Physiotherapy Program, School of Rehabilitation Sciences, Faculty of Health Sciences, Universiti Kebangsaan Malaysia, Jalan Raja Muda Abdul Aziz, Kuala Lumpur 50300, Malaysia. Tel.: +60 1 2546 6442.
Submission date: 2014-08-16
Acceptance date: 2015-04-27
Online publication date: 2015-07-07
Publication date: 2020-03-23
Pol. Ann. Med. 2016;23(1):61–67
Gait speed is a simple and easy to perform outcome measure that does not require expensive equipment or complex instructions. However, whether gait speed test can be used as a falls risk screening tool among community dwelling older adults is still unclear.
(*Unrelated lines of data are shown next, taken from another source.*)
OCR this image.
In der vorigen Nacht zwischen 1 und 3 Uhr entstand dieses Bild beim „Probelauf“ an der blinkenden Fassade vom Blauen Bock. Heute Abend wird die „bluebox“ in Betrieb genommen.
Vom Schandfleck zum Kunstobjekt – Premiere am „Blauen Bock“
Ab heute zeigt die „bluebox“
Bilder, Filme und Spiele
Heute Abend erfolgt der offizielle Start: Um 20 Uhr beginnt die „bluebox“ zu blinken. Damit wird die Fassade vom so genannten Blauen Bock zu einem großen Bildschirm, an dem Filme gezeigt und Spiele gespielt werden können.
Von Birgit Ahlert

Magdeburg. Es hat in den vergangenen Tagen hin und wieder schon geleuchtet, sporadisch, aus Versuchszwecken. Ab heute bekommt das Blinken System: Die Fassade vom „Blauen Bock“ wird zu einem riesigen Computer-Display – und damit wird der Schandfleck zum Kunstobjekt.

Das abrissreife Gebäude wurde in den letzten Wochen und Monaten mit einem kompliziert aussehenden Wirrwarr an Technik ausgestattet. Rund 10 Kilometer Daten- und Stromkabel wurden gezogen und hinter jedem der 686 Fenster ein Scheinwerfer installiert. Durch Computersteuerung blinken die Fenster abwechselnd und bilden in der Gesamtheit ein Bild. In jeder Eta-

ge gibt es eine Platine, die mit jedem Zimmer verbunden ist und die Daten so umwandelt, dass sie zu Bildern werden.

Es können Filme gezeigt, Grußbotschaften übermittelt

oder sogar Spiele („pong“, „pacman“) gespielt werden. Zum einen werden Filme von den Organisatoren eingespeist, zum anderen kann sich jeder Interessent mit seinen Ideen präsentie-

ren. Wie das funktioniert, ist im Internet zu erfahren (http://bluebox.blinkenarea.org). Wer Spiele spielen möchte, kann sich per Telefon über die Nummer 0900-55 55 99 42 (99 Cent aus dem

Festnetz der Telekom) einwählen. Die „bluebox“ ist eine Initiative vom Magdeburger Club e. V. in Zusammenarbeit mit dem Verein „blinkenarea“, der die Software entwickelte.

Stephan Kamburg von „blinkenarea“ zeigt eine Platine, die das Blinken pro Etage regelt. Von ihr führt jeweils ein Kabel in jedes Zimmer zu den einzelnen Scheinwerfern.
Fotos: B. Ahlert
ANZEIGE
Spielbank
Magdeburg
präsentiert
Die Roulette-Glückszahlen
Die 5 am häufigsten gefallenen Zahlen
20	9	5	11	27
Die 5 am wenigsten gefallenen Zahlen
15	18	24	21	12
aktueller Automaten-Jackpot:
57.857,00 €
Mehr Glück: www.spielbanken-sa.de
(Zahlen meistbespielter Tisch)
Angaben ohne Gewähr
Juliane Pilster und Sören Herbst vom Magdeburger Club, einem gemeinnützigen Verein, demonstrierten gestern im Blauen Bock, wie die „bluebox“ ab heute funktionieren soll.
The objective of this review was to summarize the evidence on gait speed as a falls risk screening tool among community dwelling older adults.

Material and methods:
Articles were searched from two electronic databases, reference lists of studies and reviewed articles. Five articles met the criteria for review.

Results and discussion:
Based on the review performed, it was concluded that there is no consensus whether gait speed can be used to identify fallers and non-fallers among community dwelling older adults. The discrimination and predictive validity of gait speed as a tool to identify the risk of falls is not available. However, risk of falls have been categorized into four categories based on gait speed. The categories were <0.6 m/s as slow, 0.6–1.0 m/s as intermediate, 1.0–1.3 m/s as normal performance walker and >1.3 m/s as fast performance walker. Majority of authors have reported high risk of falls among groups with gait speed that ranged 0.6–1.0 m/s. This suggests that decreased gait speed among older adults would likely increase the probability of falls risk.

The discrimination and predictive validity of gait speed test as a tool to identify the risk of falls among community dwelling older adults is yet to be established.

This study is a part of a larger in progress study funded by grants from Universiti Kebangsaan Malaysia (Komuniti-2012-003) and Ministry of Higher Education, Malaysia through Universiti Kebangsaan Malaysia (LRGS/BU/2012/ UKM-UKM/K/01).
No potential conflicts of interest were disclosed.